Lasst doch mal was von euch hören. Könnte dann auch den Magneten wieder mitnehmen, falls es mit dem Teil Theater gibt. 

Bis denne

Det


----------



## Pan (7. März 2002)

> _Original geschrieben von Alan _
> *ist schon irgendwie raus, ob ihr auch am Sonntag die Gegend um Pohle unsicher macht? *



Denke schon! Ich zumindest...

Wann/wo/was/wieviel wollteste denn biken?


----------



## Rabbit (7. März 2002)

Jetzt ist's aber Alan, der alles komplizierter macht 
Erst war vom Biken am Samstag die rede, jetzt auch noch Sonntag?! Wie soll das mein Allerwertester eigentlich aushalten?!
Allerdings habe ich gerade gesehen, daß das Wetter am Sonntag sogar noch besser werden soll als Samstag.
@PAN: Was kostet eigentlich so'n Wochenende bei dir, all inclusiv natürlich? 
Und mit der PM-Frage hast Du natürlich recht, das sollten wir unter vier Augen klären 

Da muß sich der Bischi jetzt aber wohl entscheiden. Entweder Biken *und* übernachten oder alleine in HH hocken bleiben.
Denn so wie sich die Sache angeht werde ich dann wohl auf jeden Fall über Nacht bleiben. Auch, wenn ich dann mit Volker schlafen muß


----------



## Pan (7. März 2002)

> _Original geschrieben von Rabbit _
> *Da muß sich der Bischi jetzt aber wohl entscheiden. Entweder Biken und übernachten oder alleine in HH hocken bleiben.
> Denn so wie sich die Sache angeht werde ich dann wohl auf jeden Fall über Nacht bleiben. Auch, wenn ich dann mit Volker schlafen muß   *



Es geht noch eine Spur komplizierter (falls Bischi nicht nächtigen will):

Du kommst Sa. mit Bischi `ne Runde biken, Bischi düst wieder ab Richtung Norden und dann immer geradeaus.
So. kommt Alan `ne Runde biken und nimmt Dich wieder mit hoch auf Deine Hallig


----------



## Rabbit (7. März 2002)

> _Original geschrieben von Pan _
> *Es geht noch eine Spur komplizierter (falls Bischi nicht nächtigen will):...*


Nun mal nicht so schnell jetzt, mein Gehirn arbeitet doch noch mechanisch! 
Was mach ich, wenn Alan dann doch nicht kommt?


----------



## Pan (7. März 2002)

> _Original geschrieben von Rabbit _
> *Was mach ich, wenn Alan dann doch nicht kommt?  *



Hehehe...frach ma Eisenschweinkumpel AUSSIE, wie der das regeln würde....


----------



## MTB-News.de




----------



## Bischi (7. März 2002)

Sooo...    um diesem Getratsche hier mal ein schnelles Ende zu bereiten, werd´ ich mihc dann jetzt auch mal zu wort melden.

1. JA !!!  Ich bin dabei

2. JA !!!  Ich übernachte dann auch bei Dir Pan (schlafsack ?)

3. Wo liegt Nienburg ?  Radtour dahin ?  Auto ?

4. Wollt Ihr dann Sonntag auch nochmal los ?

5. Zu der Problematik mit Alan sag´ ich mal nix.
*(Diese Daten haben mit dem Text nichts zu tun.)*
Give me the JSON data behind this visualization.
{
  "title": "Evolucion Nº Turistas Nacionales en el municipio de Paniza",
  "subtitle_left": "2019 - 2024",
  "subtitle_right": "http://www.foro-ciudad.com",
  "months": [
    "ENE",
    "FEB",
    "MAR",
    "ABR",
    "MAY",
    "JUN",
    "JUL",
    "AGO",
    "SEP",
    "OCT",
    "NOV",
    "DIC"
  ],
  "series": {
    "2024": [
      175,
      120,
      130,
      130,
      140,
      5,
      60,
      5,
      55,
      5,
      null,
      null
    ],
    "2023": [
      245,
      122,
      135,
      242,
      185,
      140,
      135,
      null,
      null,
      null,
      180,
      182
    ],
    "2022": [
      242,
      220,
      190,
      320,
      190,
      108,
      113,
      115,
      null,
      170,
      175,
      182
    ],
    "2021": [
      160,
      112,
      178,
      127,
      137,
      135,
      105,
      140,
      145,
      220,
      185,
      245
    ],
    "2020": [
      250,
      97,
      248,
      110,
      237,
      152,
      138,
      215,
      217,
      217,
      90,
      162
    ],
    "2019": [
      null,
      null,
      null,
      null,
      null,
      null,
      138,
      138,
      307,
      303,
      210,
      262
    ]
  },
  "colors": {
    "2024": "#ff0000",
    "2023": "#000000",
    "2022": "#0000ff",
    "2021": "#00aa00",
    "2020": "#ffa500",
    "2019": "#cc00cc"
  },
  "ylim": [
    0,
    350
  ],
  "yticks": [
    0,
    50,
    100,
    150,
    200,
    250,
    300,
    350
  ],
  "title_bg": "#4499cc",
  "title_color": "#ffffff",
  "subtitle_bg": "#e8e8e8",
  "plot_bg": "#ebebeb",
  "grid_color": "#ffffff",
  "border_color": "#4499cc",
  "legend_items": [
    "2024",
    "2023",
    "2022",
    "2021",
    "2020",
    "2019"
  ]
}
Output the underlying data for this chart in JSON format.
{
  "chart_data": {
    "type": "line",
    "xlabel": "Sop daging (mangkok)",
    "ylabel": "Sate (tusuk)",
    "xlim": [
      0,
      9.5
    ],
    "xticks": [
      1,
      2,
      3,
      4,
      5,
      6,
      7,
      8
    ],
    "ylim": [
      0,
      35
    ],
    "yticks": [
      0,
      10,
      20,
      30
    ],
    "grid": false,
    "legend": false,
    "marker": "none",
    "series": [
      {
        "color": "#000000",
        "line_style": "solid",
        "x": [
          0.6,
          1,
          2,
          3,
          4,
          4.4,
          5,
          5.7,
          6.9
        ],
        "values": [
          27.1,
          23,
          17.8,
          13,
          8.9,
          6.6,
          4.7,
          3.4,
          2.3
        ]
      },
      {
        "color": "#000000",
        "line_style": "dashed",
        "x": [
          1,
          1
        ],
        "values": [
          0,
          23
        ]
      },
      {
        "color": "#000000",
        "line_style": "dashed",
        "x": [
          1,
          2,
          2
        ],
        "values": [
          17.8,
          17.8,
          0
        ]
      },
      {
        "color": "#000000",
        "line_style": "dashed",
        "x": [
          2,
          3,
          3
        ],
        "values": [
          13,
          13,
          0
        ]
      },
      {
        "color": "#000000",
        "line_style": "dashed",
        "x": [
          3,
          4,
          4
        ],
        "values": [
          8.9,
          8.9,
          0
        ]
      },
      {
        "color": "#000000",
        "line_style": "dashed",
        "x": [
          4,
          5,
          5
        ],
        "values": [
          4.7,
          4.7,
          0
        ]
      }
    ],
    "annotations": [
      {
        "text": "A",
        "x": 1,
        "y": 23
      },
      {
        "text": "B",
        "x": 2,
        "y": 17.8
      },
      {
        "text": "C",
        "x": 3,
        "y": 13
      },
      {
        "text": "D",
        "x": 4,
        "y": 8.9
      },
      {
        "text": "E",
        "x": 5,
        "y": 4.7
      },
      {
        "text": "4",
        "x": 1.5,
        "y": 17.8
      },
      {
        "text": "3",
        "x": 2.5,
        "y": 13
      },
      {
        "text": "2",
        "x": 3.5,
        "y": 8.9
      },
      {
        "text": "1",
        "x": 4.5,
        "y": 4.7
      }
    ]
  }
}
Für den Fall dass er am Sonntag kommt, müssten wir ja am Samstag nicht den Abstecher über Harburg machen oder Harry ? 


...


mfg, bischi


----------



## Alan (7. März 2002)

Aaaaalso. Ich ziehe heute Abend noch mal die Laufschuhe an. Wenn meine Hüfte, meine Knie und meine linke Achillessehne das alles völlig klaglos wegstecken, laufe ich Sonntag den Halbmarathon. Bin mir gerade mit meiner Hüfte da nicht so sicher, es ist bestimmt nicht anstebenswert, jeden Abend irgendwelche Sportsalben draufzukleistern. Werde mich morgen entscheiden. Würde wohl auch alleine kommen, der angedachte Freund will Sonntag Radfahren und danach noch 'nen bisschen Laufen.
Platz für ein weiteres Rad wäre im Scenic für die Rückfahrt noch. 
Ich muss aber zu bedenken geben, dass ich seit gut zwei Monaten nicht mehr auf dem Rad gesessen habe - und auch davor waren gut zwei Monate (Rad-)Pause. 

Den Magneten kann ich natürlich mitbringen - aber so ein kleiner Umweg, der maximal 15 min. kostet... 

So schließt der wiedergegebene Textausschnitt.